Jakarta, aktual.com — Sejumlah akademisi dan peneliti menilai Menteri Pertahanan Sjafrie Sjamsoeddin perlu menjaga fokus pada mandat utama pengelolaan pertahanan negara.

Mereka mengingatkan agar kementerian pertahanan tidak terlalu jauh masuk ke wilayah kebijakan yang berada di luar tugas pokok dan fungsi pertahanan, terlebih dalam konteks pemerintahan Presiden Prabowo Subianto yang tengah membangun desain keamanan nasional di tengah situasi geopolitik global yang semakin tidak stabil.
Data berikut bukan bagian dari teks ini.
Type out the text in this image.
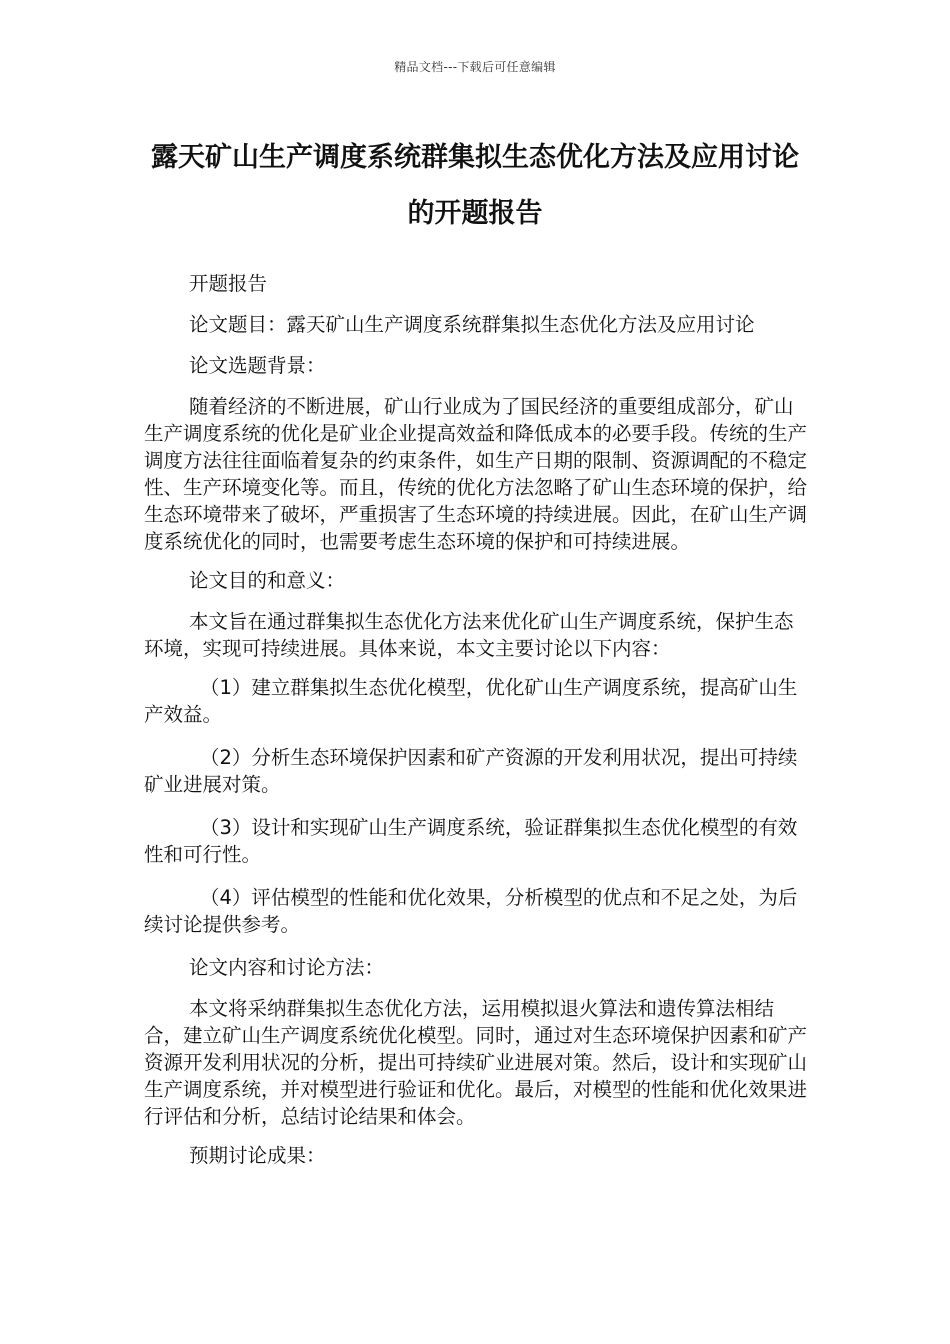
精品文档---下载后可任意编辑
露天矿山生产调度系统群集拟生态优化方法及应用讨论的开题报告

开题报告

论文题目：露天矿山生产调度系统群集拟生态优化方法及应用讨论

论文选题背景：

随着经济的不断进展，矿山行业成为了国民经济的重要组成部分，矿山生产调度系统的优化是矿业企业提高效益和降低成本的必要手段。传统的生产调度方法往往面临着复杂的约束条件，如生产日期的限制、资源调配的不稳定性、生产环境变化等。而且，传统的优化方法忽略了矿山生态环境的保护，给生态环境带来了破坏，严重损害了生态环境的持续进展。因此，在矿山生产调度系统优化的同时，也需要考虑生态环境的保护和可持续进展。

论文目的和意义：

本文旨在通过群集拟生态优化方法来优化矿山生产调度系统，保护生态环境，实现可持续进展。具体来说，本文主要讨论以下内容：

（1）建立群集拟生态优化模型，优化矿山生产调度系统，提高矿山生产效益。

（2）分析生态环境保护因素和矿产资源的开发利用状况，提出可持续矿业进展对策。

（3）设计和实现矿山生产调度系统，验证群集拟生态优化模型的有效性和可行性。

（4）评估模型的性能和优化效果，分析模型的优点和不足之处，为后续讨论提供参考。

论文内容和讨论方法：

本文将采纳群集拟生态优化方法，运用模拟退火算法和遗传算法相结合，建立矿山生产调度系统优化模型。同时，通过对生态环境保护因素和矿产资源开发利用状况的分析，提出可持续矿业进展对策。然后，设计和实现矿山生产调度系统，并对模型进行验证和优化。最后，对模型的性能和优化效果进行评估和分析，总结讨论结果和体会。

预期讨论成果：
Guru Besar Fakultas Hukum Universitas Indonesia Prof. Heru Susetyo menilai penguatan sektor pertahanan harus tetap berada dalam kerangka negara demokrasi yang menempatkan kontrol sipil sebagai prinsip utama.

Menurut dia, desain keamanan nasional tidak boleh hanya dimaknai sebagai penguatan institusi militer semata.

“Pertahanan negara yang kuat bukan hanya soal memperkuat TNI atau aparat keamanan, tetapi juga memastikan masyarakat sipil tetap menjadi pilar utama dalam sistem demokrasi,” ujarnya.

Sementara itu, pakar hubungan internasional Prof. Connie Rahakundini Bakrie menilai dinamika geopolitik global memang mendorong banyak negara meningkatkan kapasitas pertahanannya.

Namun ia mengingatkan bahwa strategi keamanan nasional harus tetap dirumuskan secara terukur dan berbasis kepentingan nasional jangka panjang.

Menurut Connie, kementerian pertahanan seharusnya berfokus pada konsolidasi kekuatan militer, pembangunan industri pertahanan, serta perumusan strategi menghadapi ketegangan geopolitik dunia yang semakin kompleks.

Dosen hubungan internasional dan politik luar negeri dari Universitas Nasional, Jakarta, Dr. Robi Nurhadi menambahkan bahwa tantangan keamanan saat ini bukan hanya militer, tetapi juga berkaitan dengan perubahan konstelasi politik global dan rivalitas kekuatan besar.

Karena itu, Robi Nurhadi, kebijakan pertahanan harus diarahkan pada penguatan kapasitas strategis negara, bukan justru melebar ke berbagai sektor kebijakan lain yang berpotensi mengaburkan prioritas utama pertahanan nasional.

Di saat yang sama, Peneliti kebijakan publik dan good governance Gian Kasogi menilai belakangan muncul persepsi di ruang publik bahwa Menteri Pertahanan menjadi “menteri banyak urusan” karena kerap muncul dalam agenda yang tidak selalu berkaitan langsung dengan sektor pertahanan.

Ia mengingatkan agar kementerian pertahanan tetap bekerja dalam koridor mandat yang diberikan oleh Presiden.

“Menhan seharusnya fokus menangani isu keamanan dan pertahanan nasional. Ketika ruang geraknya terlalu jauh masuk ke wilayah politik ekonomi atau bisnis, maka muncul pertanyaan publik tentang batas peran dan desain kekuasaan dalam pemerintahan,” kata Gian.

Hal tersebut disampaikan para akademisi dan peneliti dalam diskusi publik yang digelar Dewan Pimpinan Pusat Indonesia Youth Congress pada Rabu, 11 Maret 2026 di Jakarta.

Forum ini membahas arah politik pertahanan Indonesia di tengah memanasnya geopolitik global, sekaligus menekankan pentingnya menjaga keseimbangan antara penguatan sektor keamanan, supremasi sipil, dan tata kelola pemerintahan yang demokratis.